You have to realize that an increasing number of games are no longer developed for our demographic/age group. I'm 54, and like you, I'm disappointed that MMO's didn't become what I had hoped they would. But I don't blame developers, I blame the bean-counters and greedy pubs for taking the creative force behind MMO's and distilling it down into these simplistic design principles we see that supports and encourages all of these new and manipulative revenue models.

It's ok though, almost all of the predictions I made 15 years ago about alternate revenue schemes have come true, and to this day I still have not spent one red cent on ANY F2P game or any item shop items from any game. Do I win the internet because of this? No, but the money I have saved has allowed me to invest this possibly wasted income on a completely new hobby that I can enjoy.
 
"Football and go players are lured in to serve as content, so that football and go tournaments save money on creating content, huh?"

It's been known. In the old days many sports teams and associations heavily exploited their players. Nowadays the boot is on the other foot, to an extent.

"I still have not spent one red cent on ANY F2P game"

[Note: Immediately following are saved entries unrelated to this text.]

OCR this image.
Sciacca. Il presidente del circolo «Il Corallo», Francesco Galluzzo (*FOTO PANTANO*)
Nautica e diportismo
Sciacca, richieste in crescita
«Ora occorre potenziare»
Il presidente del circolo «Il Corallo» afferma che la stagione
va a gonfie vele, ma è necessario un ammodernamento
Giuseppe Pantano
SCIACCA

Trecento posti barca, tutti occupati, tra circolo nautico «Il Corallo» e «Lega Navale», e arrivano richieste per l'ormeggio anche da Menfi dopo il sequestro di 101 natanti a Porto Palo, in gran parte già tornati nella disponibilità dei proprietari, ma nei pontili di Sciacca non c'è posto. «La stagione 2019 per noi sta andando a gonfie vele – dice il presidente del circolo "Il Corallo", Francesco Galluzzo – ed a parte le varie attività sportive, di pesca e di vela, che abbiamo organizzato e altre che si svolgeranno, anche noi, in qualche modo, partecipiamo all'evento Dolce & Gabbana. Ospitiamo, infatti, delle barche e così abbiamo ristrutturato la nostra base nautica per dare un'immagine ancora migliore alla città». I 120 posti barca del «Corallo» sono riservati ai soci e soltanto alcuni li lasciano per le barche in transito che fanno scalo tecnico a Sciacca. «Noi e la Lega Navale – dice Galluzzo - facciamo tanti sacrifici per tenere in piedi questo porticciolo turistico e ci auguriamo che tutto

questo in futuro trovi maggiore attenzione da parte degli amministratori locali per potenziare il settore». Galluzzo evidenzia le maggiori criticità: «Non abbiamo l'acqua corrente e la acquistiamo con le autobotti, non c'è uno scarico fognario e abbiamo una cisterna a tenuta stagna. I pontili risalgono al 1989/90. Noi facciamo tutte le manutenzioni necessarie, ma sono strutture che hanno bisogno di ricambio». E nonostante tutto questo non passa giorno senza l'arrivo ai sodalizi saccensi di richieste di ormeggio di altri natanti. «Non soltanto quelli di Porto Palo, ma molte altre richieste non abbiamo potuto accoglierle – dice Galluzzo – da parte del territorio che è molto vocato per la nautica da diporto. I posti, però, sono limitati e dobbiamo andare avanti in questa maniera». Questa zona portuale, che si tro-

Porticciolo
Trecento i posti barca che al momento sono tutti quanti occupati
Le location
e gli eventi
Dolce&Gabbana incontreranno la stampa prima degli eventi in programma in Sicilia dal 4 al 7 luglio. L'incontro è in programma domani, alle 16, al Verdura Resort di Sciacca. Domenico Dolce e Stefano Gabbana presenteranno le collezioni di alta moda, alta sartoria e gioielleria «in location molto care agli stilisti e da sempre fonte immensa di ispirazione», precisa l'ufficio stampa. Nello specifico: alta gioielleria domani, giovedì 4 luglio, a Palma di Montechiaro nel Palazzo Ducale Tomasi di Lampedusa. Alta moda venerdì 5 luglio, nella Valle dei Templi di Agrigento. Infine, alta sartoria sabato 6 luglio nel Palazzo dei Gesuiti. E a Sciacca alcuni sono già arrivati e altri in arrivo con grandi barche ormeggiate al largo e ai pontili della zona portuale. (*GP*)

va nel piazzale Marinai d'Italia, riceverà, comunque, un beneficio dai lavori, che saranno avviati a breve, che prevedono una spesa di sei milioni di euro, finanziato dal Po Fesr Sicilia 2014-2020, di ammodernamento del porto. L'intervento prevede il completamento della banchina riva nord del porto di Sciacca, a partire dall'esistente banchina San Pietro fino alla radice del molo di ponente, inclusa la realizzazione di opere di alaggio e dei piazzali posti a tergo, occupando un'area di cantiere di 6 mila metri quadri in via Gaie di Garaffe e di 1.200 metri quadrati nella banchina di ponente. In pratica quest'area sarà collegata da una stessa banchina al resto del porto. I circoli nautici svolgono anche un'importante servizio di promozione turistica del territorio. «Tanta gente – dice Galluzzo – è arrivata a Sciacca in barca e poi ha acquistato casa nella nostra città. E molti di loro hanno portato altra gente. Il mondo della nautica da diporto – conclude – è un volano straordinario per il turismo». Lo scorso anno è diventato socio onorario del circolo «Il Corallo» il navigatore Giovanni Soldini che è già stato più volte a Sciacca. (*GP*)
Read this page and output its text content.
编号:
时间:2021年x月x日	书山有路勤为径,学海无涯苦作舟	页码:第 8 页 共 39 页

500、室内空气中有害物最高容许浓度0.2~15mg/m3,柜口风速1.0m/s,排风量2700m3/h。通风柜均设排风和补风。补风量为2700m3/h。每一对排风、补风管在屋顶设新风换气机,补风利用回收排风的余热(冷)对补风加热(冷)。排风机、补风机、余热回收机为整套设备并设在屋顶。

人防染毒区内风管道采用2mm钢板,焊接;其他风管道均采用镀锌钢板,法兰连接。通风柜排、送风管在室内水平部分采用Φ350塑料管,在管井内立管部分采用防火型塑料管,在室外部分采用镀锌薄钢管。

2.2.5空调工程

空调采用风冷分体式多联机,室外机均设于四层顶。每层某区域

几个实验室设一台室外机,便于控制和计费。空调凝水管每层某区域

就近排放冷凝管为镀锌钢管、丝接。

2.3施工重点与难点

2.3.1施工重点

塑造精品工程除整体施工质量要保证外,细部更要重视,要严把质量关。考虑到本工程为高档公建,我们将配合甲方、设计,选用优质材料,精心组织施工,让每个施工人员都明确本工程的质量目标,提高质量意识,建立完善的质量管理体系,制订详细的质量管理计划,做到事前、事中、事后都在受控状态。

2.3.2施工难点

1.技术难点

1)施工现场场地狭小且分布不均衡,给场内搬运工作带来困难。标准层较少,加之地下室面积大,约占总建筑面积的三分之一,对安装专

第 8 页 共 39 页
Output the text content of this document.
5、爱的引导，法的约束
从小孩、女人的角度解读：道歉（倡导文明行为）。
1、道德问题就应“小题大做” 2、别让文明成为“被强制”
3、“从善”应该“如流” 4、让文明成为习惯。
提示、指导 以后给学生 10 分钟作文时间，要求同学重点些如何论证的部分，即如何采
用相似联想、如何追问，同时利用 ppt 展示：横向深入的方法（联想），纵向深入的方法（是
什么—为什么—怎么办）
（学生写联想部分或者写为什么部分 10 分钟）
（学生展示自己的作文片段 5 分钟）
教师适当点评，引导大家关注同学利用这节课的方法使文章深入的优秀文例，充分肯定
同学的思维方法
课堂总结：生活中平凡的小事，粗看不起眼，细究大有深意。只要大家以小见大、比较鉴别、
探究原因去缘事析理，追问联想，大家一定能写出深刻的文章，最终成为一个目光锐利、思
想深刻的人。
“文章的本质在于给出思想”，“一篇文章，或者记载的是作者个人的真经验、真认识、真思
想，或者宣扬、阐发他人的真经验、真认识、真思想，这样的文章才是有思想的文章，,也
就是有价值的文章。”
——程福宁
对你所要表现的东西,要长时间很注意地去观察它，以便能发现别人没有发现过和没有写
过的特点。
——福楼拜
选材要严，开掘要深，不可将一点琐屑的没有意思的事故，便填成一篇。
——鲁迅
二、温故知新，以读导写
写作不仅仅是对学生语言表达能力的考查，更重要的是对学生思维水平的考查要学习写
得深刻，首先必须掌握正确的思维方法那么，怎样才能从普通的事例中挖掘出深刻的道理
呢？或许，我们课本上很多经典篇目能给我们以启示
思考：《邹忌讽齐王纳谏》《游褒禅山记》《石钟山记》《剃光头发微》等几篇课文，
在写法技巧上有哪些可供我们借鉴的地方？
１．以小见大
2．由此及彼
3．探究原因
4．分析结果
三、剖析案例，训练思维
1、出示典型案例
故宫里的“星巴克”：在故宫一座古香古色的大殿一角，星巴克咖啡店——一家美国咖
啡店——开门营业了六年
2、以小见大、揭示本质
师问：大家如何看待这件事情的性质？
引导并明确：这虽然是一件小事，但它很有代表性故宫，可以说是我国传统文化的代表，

They aren't all bad. Some do give good value to non-whales, and I don't mind paying them a little. It's true that most of those can be played free without too much trouble also. Which is illogical, in a sense - you'd think that a game with cheap entry could afford to punish free-riders more - but that seems to be how it goes.
 
While I agree with the main point and consider Overwatch a scam: https://greedygoblinblog.wordpress.com/do-not-play-overwatch/

However lootboxes have nothing to do with genres, while they are common in shooters and MOBAs, they are also plaguing other genres, including MMOs.
 
Yeah, I'm always irritated by all these 'players as content' bullshit PVP titles that get included in seemingly every other Bundle I've bought. I have zero interest in them, and 90% of them are those 'indie brawler' types that already exhausted the interest of their beta testsers before launch who then kill post-launch enthusiasm by pub-stomping non-testers into abandonment to the point that there's going to be no point in firing them up six months after they're released.

It'd be nice if they weren't using up part of each month's 'budget' on that trash, but it's hard to stay annoyed when I'm getting so much other good shit for such a low price. Literally a couple bucks per game, and I don't even have the time to play them.